Regional Pilot Projects
Deployment of small-scale processing, local testing facilities, workforce integration.
Photo:
Research assistant conducting tensile or thermal analysis.
How Research Is Funded
Funding flows from four coordinated channels:
1. Bioeconomy Foundation Grants
Seed funding for early-stage research, testing, prototypes, and field trials.
2. Community Micro-Backing
Parents, alumni, residents, and local businesses contribute small amounts toward student projects or regional pilots.
Micro-backers receive proportional 10-year royalty shares when research yields commercial results.
3. Matched Grants
Selected projects receive matched support from public, regional, or philanthropic programs.
Grant matching is applied when a project aligns with community or regional goals.
4. Industrial Participation (AFG & Partners)
Equipment access, materials, testing capacity, or financial support from American Fiber Group and industrial teams.
This moves research into deployment faster.

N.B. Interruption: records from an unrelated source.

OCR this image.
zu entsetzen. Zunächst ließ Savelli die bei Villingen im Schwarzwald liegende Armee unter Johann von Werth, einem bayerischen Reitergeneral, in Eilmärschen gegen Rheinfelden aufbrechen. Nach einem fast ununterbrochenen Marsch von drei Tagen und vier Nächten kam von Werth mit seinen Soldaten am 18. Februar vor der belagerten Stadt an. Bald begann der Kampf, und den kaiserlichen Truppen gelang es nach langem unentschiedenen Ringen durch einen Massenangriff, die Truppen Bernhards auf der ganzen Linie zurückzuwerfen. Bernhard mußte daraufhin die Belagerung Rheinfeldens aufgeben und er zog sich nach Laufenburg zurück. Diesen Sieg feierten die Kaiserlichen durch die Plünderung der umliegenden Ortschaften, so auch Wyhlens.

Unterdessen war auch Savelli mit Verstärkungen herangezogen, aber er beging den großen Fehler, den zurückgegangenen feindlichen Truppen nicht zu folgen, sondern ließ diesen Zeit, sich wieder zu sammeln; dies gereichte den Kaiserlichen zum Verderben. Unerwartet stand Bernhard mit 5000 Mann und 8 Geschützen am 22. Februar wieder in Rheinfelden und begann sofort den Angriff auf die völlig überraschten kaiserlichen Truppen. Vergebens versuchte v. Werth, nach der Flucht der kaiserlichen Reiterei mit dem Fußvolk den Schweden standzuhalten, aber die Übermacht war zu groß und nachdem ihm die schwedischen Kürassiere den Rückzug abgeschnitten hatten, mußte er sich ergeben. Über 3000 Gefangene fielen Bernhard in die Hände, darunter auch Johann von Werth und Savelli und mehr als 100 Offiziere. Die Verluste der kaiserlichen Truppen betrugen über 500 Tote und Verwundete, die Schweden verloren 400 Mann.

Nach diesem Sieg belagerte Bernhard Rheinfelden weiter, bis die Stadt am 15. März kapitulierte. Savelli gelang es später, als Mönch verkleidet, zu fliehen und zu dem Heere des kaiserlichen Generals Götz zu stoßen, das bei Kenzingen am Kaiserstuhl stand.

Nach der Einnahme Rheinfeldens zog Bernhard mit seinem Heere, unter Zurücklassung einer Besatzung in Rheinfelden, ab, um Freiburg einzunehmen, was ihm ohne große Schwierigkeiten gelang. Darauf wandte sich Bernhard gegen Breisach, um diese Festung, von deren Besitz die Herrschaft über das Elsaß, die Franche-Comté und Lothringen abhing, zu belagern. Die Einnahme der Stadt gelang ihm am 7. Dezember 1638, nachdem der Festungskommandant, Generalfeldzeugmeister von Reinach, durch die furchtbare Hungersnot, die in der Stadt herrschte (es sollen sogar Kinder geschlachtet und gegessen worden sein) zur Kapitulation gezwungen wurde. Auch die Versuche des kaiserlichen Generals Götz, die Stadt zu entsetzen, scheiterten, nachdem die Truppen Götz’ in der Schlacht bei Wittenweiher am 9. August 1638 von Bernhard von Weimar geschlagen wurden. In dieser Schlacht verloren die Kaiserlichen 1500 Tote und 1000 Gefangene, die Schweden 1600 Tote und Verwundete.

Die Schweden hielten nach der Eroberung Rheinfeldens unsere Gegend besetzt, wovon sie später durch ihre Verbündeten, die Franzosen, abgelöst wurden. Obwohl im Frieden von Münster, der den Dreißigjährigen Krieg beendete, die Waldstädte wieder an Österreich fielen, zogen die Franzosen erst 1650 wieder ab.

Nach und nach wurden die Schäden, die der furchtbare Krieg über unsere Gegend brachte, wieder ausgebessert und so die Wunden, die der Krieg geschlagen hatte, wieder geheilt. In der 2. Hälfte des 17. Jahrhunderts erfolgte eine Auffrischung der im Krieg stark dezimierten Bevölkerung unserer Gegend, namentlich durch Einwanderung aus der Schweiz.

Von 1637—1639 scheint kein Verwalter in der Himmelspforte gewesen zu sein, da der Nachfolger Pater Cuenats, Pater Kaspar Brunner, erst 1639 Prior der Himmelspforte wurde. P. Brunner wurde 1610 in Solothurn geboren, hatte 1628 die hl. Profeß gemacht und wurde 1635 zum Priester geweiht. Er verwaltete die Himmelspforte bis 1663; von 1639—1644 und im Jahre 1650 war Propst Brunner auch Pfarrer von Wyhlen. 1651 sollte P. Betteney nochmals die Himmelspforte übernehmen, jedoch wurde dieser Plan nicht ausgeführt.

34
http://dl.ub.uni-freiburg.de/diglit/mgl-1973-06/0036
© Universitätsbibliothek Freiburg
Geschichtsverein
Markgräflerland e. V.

Students, Faculty, and Departments Are Funded Directly
The Accelerator provides clear support to the people doing the work:
Paid Student Researchers
Students receive full-time salaries so they can focus entirely on research, engineering, or field trials.

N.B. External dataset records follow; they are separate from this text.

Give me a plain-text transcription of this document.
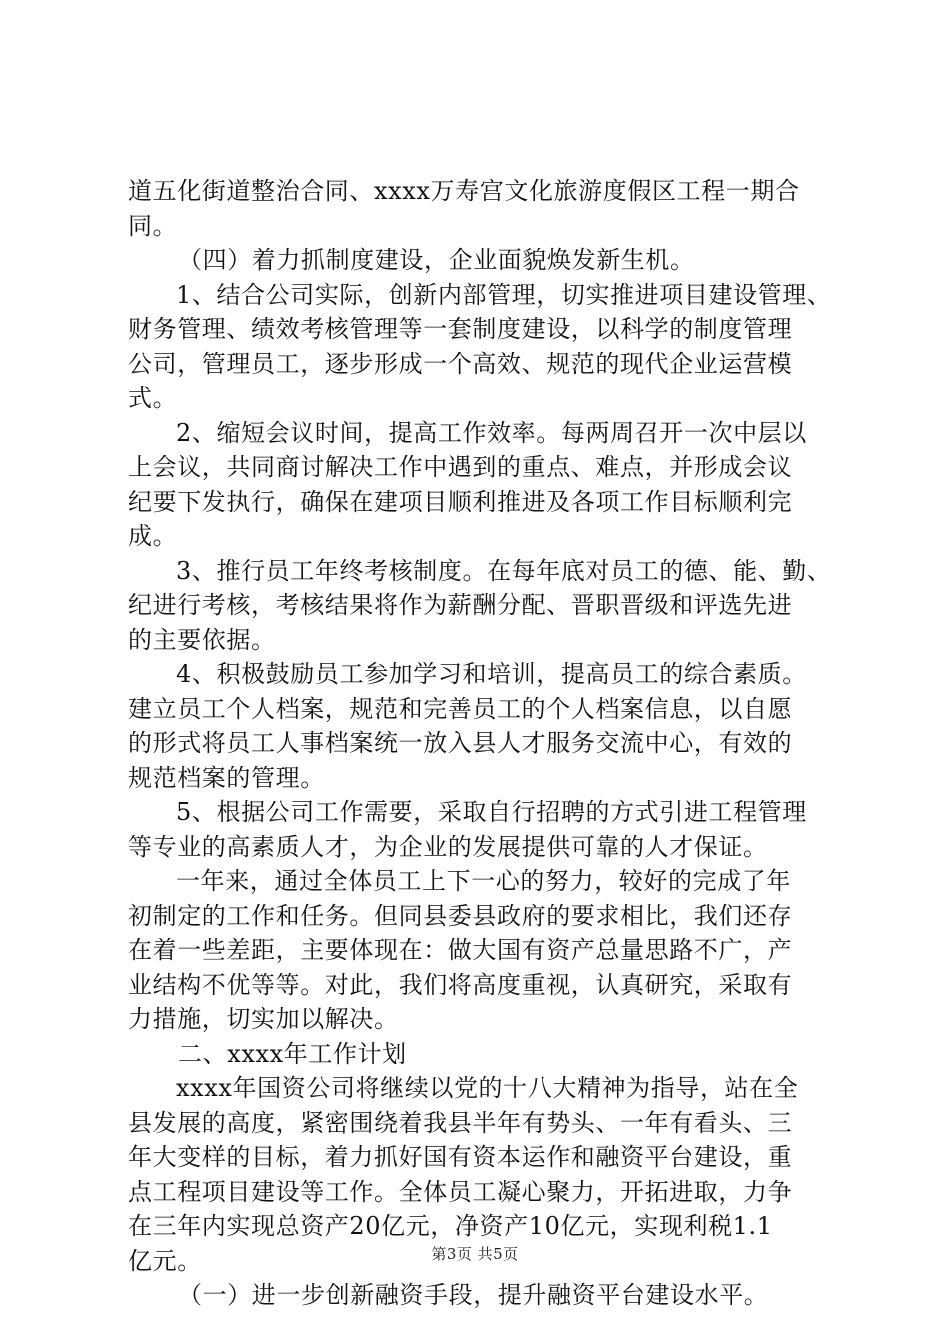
道五化街道整治合同、xxxx万寿宫文化旅游度假区工程一期合
同。
（四）着力抓制度建设，企业面貌焕发新生机。
1、结合公司实际，创新内部管理，切实推进项目建设管理、
财务管理、绩效考核管理等一套制度建设，以科学的制度管理
公司，管理员工，逐步形成一个高效、规范的现代企业运营模
式。
2、缩短会议时间，提高工作效率。每两周召开一次中层以
上会议，共同商讨解决工作中遇到的重点、难点，并形成会议
纪要下发执行，确保在建项目顺利推进及各项工作目标顺利完
成。
3、推行员工年终考核制度。在每年底对员工的德、能、勤、
纪进行考核，考核结果将作为薪酬分配、晋职晋级和评选先进
的主要依据。
4、积极鼓励员工参加学习和培训，提高员工的综合素质。
建立员工个人档案，规范和完善员工的个人档案信息，以自愿
的形式将员工人事档案统一放入县人才服务交流中心，有效的
规范档案的管理。
5、根据公司工作需要，采取自行招聘的方式引进工程管理
等专业的高素质人才，为企业的发展提供可靠的人才保证。
一年来，通过全体员工上下一心的努力，较好的完成了年
初制定的工作和任务。但同县委县政府的要求相比，我们还存
在着一些差距，主要体现在：做大国有资产总量思路不广，产
业结构不优等等。对此，我们将高度重视，认真研究，采取有
力措施，切实加以解决。
二、xxxx年工作计划
xxxx年国资公司将继续以党的十八大精神为指导，站在全
县发展的高度，紧密围绕着我县半年有势头、一年有看头、三
年大变样的目标，着力抓好国有资本运作和融资平台建设，重
点工程项目建设等工作。全体员工凝心聚力，开拓进取，力争
在三年内实现总资产20亿元，净资产10亿元，实现利税1.1
亿元。
（一）进一步创新融资手段，提升融资平台建设水平。
第3页 共5页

Student Royalties (10 Years)
Students earn a long-term royalty share if their project becomes part of an industrial material, process, or system.
Faculty Royalties
Faculty receive a royalty share tied to their research leadership, creating continuity and long-term stability.
Department & Administration Compensation
Universities receive structured fees for oversight, lab time, facilities, and project management.
Community Micro-Backing Integration
Contributions from parents, alumni, and local businesses help fund research and receive proportional long-tail royalties..
Standards Connected to Industrial Deployment
Research funded through this program aligns with DBX — the Domestic Biofiber Index created by American Fiber Group.
DBX establishes the reference framework for:
material grade definitions
quality and performance benchmarks
FEOC-compliant procurement standards
chain-of-custody verification
industrial qualification criteria
baseline insurance modeling and underwriting standards
As DBX grades mature, they provide insurers with measurable inputs for:
facility risk ratings
equipment failure profiles
fire and material safety classifications
regional hazard adjustments
premium setting for processing hubs and manufacturers
When research meets DBX thresholds, AFG integrates it into processing lines, procurement channels, and the emerging insurance frameworks that support regional industrial development.
Eligible Teams
university labs
faculty research groups
graduate and undergraduate teams
materials science departments
agriculture and soil science programs
engineering schools
community colleges
regional development organizations coordinating pilots
manufacturer-led research collaborations
Submit a Research Overview
Applicants submit a short brief outlining:
research focus
expected outcomes
timeline
faculty lead
student roles
equipment or acreage needs
regional alignment (if applicable)
DBX relevance (if known)
The Foundation reviews submissions monthly.
Funding for all Foundation programs draws from the same coordinated model: Foundation grants, community micro-backing, matched grants when available, and industrial participation through American Fiber Group. DBX alignment ensures that successful work can enter procurement pathways, deployment pilots, and regional industrial systems.